The price of oil is a major factor affecting the value of the Canadian dollar. Petroleum is Canada’s largest export, so oil prices tend to have an immediate impact on the value of the Canadian dollar. In general, if the price of oil rises, the Canadian dollar also rises, as overall demand for the currency increases. The opposite is the case if the price of oil falls. Higher oil prices also tend to increase the likelihood of a positive trade balance, which also supports the Canadian dollar.
While inflation has always been thought to be a negative factor for a currency because it reduces the value of money, the opposite is the case in modern times with the relaxation of cross-border capital controls. Higher inflation tends to prompt central banks to raise interest rates, attracting more capital flows from global investors looking for a profitable place to keep their money. This increases the demand for the local currency, which in Canada’s case is the Canadian dollar.

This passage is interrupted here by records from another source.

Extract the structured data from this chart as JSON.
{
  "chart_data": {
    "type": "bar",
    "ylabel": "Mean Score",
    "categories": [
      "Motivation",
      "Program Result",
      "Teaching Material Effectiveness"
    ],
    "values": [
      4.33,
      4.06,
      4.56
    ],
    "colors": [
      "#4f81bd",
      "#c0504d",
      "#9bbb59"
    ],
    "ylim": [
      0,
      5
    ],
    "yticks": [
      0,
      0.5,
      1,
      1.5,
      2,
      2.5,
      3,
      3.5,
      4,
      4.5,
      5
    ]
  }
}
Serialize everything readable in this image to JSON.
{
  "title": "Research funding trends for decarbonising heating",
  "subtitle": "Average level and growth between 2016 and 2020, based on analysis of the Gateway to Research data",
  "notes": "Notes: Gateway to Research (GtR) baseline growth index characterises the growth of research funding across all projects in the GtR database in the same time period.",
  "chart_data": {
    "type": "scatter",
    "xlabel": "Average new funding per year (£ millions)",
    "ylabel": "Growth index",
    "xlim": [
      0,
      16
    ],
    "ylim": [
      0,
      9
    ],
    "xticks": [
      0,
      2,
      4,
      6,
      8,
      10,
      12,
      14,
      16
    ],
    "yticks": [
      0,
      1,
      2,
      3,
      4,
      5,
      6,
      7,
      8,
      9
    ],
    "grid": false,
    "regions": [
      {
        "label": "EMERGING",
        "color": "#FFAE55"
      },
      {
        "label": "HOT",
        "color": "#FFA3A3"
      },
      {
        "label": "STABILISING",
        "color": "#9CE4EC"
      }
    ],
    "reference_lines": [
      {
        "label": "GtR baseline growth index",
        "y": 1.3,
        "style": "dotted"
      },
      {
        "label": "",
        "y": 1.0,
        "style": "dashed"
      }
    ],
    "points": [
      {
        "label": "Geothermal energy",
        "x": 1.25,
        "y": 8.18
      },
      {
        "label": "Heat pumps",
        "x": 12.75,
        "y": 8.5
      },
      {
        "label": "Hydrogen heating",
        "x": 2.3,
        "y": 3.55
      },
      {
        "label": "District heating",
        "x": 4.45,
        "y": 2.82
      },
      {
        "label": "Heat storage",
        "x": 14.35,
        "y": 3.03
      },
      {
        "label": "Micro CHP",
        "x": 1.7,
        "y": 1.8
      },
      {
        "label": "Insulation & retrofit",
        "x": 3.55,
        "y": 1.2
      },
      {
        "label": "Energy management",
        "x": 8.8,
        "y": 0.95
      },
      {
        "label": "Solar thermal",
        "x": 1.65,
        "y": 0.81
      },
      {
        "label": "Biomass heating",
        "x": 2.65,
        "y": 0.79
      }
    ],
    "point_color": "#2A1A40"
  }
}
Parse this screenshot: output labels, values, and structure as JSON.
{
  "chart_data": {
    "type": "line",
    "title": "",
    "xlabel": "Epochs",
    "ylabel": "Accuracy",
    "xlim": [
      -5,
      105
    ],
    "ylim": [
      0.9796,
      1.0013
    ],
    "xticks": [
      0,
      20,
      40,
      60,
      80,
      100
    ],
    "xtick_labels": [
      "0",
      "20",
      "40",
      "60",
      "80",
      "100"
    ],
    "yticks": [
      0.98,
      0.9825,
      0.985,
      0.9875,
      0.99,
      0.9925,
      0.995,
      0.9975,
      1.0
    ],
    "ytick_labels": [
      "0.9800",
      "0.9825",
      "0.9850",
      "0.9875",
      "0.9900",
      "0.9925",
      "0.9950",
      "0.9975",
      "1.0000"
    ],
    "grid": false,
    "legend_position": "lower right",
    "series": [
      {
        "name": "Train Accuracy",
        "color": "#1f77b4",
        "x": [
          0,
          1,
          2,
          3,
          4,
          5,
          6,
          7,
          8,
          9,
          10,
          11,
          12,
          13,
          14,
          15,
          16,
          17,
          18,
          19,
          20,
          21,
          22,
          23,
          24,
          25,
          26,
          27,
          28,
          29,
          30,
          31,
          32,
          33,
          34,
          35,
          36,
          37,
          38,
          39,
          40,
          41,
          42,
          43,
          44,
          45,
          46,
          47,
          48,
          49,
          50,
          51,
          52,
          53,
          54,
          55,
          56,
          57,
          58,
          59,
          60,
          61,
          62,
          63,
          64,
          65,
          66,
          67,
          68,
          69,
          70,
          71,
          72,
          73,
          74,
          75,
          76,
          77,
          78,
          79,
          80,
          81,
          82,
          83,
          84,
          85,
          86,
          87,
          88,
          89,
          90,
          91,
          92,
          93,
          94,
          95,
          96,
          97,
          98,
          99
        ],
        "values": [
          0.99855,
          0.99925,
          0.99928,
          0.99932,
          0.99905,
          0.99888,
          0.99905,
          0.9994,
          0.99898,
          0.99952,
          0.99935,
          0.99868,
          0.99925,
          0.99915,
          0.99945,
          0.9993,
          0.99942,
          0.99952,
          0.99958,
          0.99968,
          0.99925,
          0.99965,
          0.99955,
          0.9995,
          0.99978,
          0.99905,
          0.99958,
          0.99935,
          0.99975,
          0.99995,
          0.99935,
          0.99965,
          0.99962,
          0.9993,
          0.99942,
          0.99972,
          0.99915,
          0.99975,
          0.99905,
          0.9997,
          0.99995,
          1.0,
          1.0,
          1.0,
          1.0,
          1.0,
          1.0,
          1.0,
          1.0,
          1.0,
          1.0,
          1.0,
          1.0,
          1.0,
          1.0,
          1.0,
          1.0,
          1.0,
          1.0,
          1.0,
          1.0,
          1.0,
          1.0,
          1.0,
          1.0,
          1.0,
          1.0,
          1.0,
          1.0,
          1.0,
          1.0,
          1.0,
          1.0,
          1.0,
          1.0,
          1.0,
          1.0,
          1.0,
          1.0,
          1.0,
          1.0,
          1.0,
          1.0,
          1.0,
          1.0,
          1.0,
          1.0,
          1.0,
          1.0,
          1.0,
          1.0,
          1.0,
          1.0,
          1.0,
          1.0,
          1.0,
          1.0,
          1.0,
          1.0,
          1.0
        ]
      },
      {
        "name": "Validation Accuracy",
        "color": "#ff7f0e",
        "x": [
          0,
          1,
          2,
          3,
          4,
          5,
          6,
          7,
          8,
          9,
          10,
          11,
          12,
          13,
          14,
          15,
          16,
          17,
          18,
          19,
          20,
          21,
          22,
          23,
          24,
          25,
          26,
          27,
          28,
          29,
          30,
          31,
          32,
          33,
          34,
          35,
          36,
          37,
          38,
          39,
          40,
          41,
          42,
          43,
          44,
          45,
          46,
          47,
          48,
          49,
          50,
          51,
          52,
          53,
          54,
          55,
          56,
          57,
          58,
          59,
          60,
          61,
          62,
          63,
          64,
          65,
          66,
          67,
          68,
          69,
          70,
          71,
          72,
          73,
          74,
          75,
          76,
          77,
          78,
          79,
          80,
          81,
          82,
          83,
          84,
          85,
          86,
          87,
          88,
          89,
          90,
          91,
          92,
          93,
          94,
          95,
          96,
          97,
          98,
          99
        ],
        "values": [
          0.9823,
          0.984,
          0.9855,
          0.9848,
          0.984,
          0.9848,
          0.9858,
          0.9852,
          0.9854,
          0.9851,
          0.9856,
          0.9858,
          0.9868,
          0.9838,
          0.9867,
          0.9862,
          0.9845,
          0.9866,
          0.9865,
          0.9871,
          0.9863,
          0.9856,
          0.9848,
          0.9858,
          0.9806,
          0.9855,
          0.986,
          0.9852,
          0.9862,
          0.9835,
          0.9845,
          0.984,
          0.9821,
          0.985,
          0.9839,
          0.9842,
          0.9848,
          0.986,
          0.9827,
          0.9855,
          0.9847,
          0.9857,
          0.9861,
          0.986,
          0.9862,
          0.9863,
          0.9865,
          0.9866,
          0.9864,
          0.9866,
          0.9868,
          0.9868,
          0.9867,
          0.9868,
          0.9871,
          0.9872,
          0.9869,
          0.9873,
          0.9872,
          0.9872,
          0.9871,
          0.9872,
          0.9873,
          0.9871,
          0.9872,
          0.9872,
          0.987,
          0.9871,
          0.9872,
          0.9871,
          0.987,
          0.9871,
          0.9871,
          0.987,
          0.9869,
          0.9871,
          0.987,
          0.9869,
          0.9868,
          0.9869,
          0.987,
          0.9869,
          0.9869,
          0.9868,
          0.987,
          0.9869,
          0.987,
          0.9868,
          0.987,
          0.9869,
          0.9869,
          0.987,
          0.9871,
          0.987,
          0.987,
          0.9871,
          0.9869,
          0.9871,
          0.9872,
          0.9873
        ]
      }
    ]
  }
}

Macroeconomic data releases measure the health of the economy and can have an impact on the Canadian dollar. Indicators such as GDP, manufacturing PMIs, services, employment and consumer surveys can all influence the direction of the Canadian dollar. A strong economy is good for the Canadian dollar. Not only does it attract more foreign investment, it may encourage the Bank of Canada to raise interest rates, leading to a stronger currency. If economic data is weak, the Canadian dollar will likely fall.